TRACONs are FAA facilities that house air traffic controllers who guide aircraft approaching and departing airports generally within a 30- to 50-mile radius up to 10,000 feet, as well as aircraft that may be flying over that airspace.

Once an aircraft that is landing is within six miles of Sea-Tac Airport and below 3,500 feet, TRACON controllers hand the aircraft off to air traffic controllers in the airport tower.

When a departing aircraft leaves the TRACON’s range of control, TRACON controllers hand responsibility for the aircraft off to controllers at FAA En Route Centers who guide the aircraft at higher altitudes while it is en route to the next airport.
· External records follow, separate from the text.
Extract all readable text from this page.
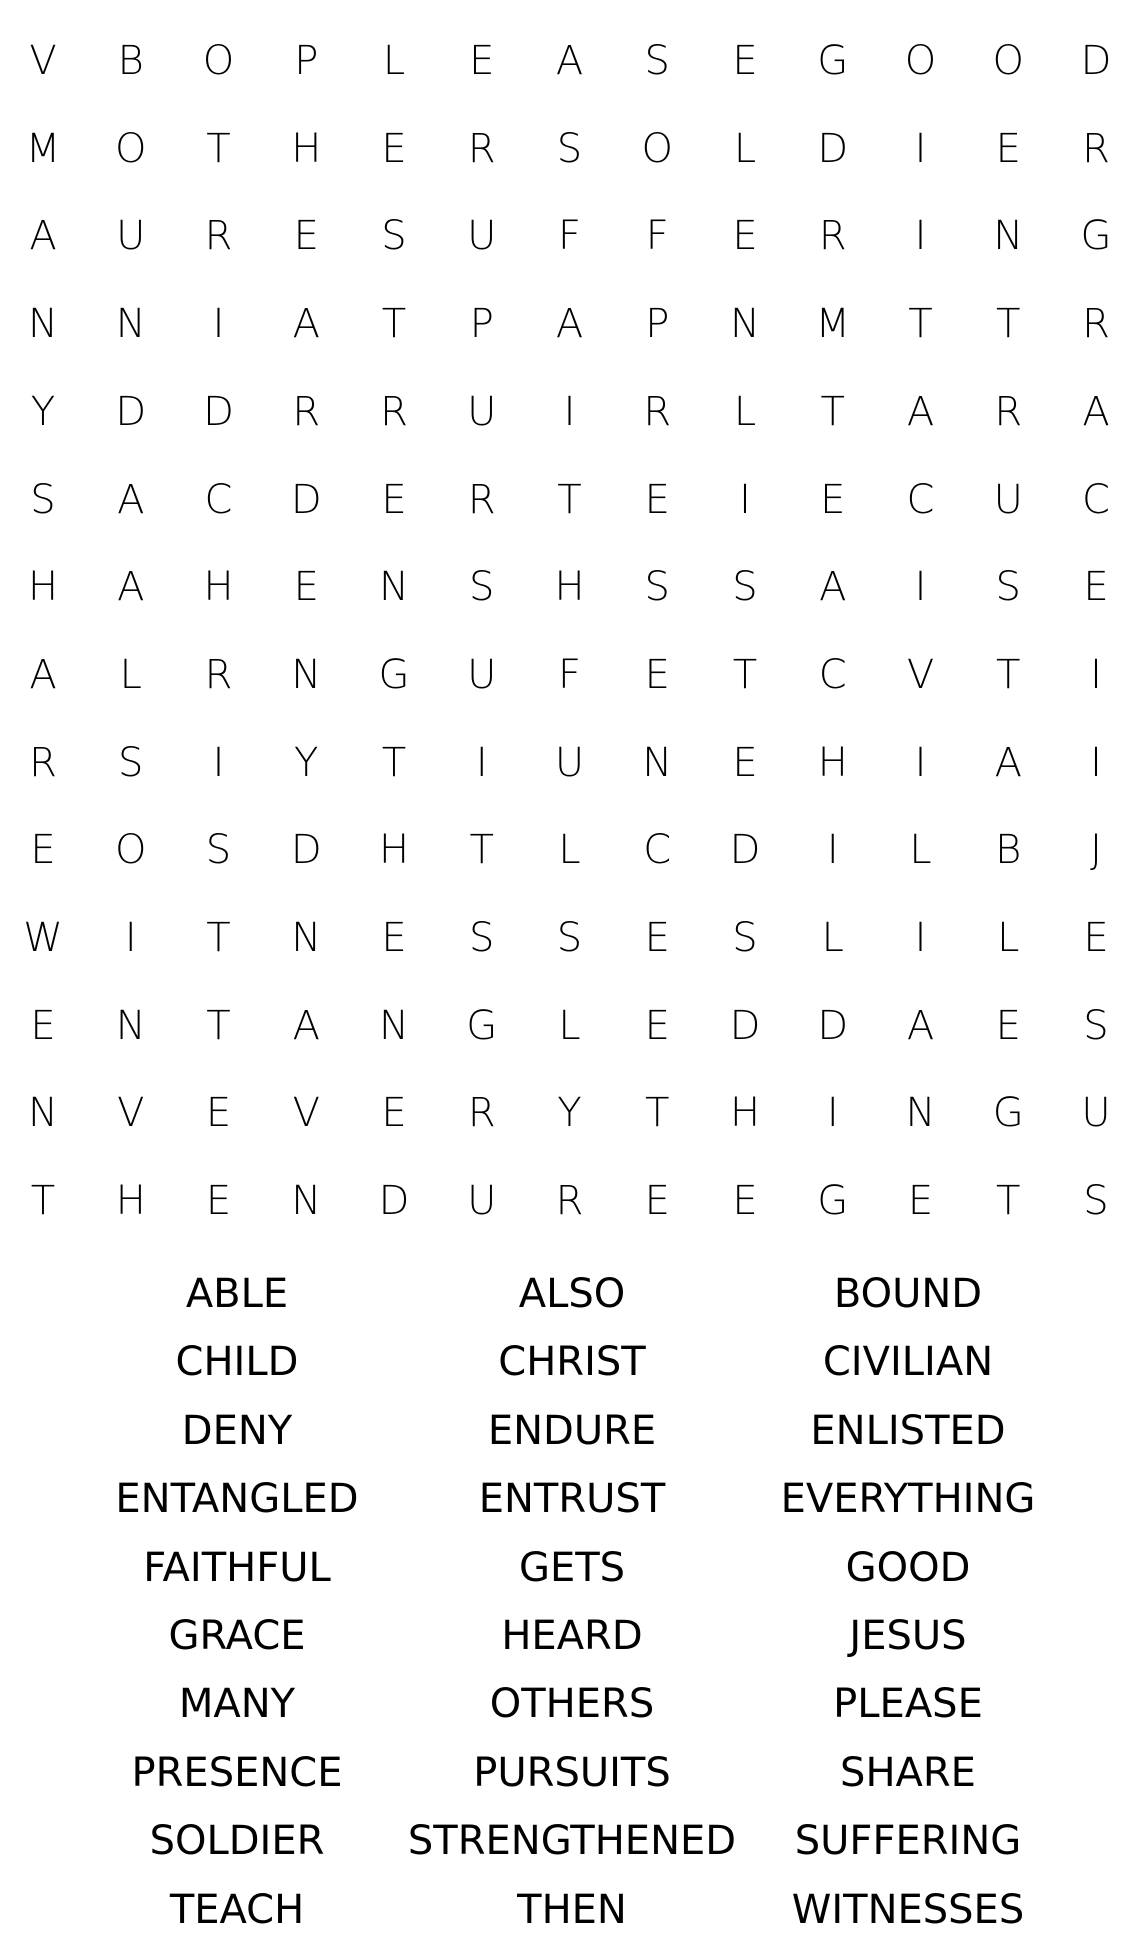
V	B	O	P	L	E	A	S	E	G	O	O	D
M	O	T	H	E	R	S	O	L	D	I	E	R
A	U	R	E	S	U	F	F	E	R	I	N	G
N	N	I	A	T	P	A	P	N	M	T	T	R
Y	D	D	R	R	U	I	R	L	T	A	R	A
S	A	C	D	E	R	T	E	I	E	C	U	C
H	A	H	E	N	S	H	S	S	A	I	S	E
A	L	R	N	G	U	F	E	T	C	V	T	I
R	S	I	Y	T	I	U	N	E	H	I	A	I
E	O	S	D	H	T	L	C	D	I	L	B	J
W	I	T	N	E	S	S	E	S	L	I	L	E
E	N	T	A	N	G	L	E	D	D	A	E	S
N	V	E	V	E	R	Y	T	H	I	N	G	U
T	H	E	N	D	U	R	E	E	G	E	T	S
ABLE	ALSO	BOUND
CHILD	CHRIST	CIVILIAN
DENY	ENDURE	ENLISTED
ENTANGLED	ENTRUST	EVERYTHING
FAITHFUL	GETS	GOOD
GRACE	HEARD	JESUS
MANY	OTHERS	PLEASE
PRESENCE	PURSUITS	SHARE
SOLDIER	STRENGTHENED	SUFFERING
TEACH	THEN	WITNESSES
In other words, while TRACON controllers do not handle landings and takeoffs. Instead, they are responsible for the safe separation of aircraft flying in the busy areas surrounding airports to about 15,000 feet.

And the En Route Centers are in control after that–when the captain calls out “We’ve reached our cruising altitude of 37,000 feet and I’ve turned off the Seatbelt Sign.”

Co-Location

We particularly appreciate this image, with all its soot, given the fact that the sign is apart from any roadway.

The TRACON which covers Sea-Tac Airport (S46) lives at Sea-Tac Airport.  Our TRACON  actually manages all airports in Puget Sound. This practice is common in the biz and is known as co-location, but the location is actually irrelevant because TRACON controllers do not rely on sight to manage flights–strictly computers/radar.

Why it matters

As operations increase, the TRACON becomes more important to communities further away, in particular the areas under consideration for a ‘second airport‘. NextGen concentrates flights within the six miles or so from the tower at Sea-Tac. However, aircraft don’t magically appear out of nowhere. The TRACON area includes all the areas under consideration for a Second Airport because those spots are along the main ‘highways’ that aircraft flow through on their way to Sea-Tac.

The railroad in the sky

The FAA often uses the analogy of a ‘railroad in the sky’ and that is not just a metaphor. There are main highways that all jets traverse going across America. Here are those main paths within 50 miles of KSEA.

And here is (sort of) our TRACON area and the airports it controls, represented by the red ring.

As you can see, because of geography or planning or efficiency (or a combination of all three), flights do tend to begin concentrating into ‘highways’ long before they get to that six mile point we associate with a particular airport.

Dispersion

The FAA recognizes this and consciously attempts to develop a process called dispersion, meaning attempts to distribute flights in the TRACON area so as to spread the pain around in an equitable manner. But this is not automatic. After all, it makes more work for everybody to make this happen.

So the FAA relies on the public to weigh in on how best to do that, otherwise, the FAA will simply do what is the safest and most efficient–which is almost always those straight lines.

Section 175 of the 2018 FAA Reauthorization discusses what communities within that TRACON space can do to advocate for themselves on this. And what this comes down to is that even if you are outside tower control, you must be part of an ongoing discussion of flight paths.

Put directly, even if you live in Enumclaw or Thurston or Pierce Counties and think you’re out of the woods now because you didn’t get a second airport? Think again. And as it stands now, if you’re not part of these Section 175 discussions, you’re not even at the table.

And that is another reason why we encourage all areas that feed into Sea-Tac Airport to work with us, together, on equitable long-term solutions.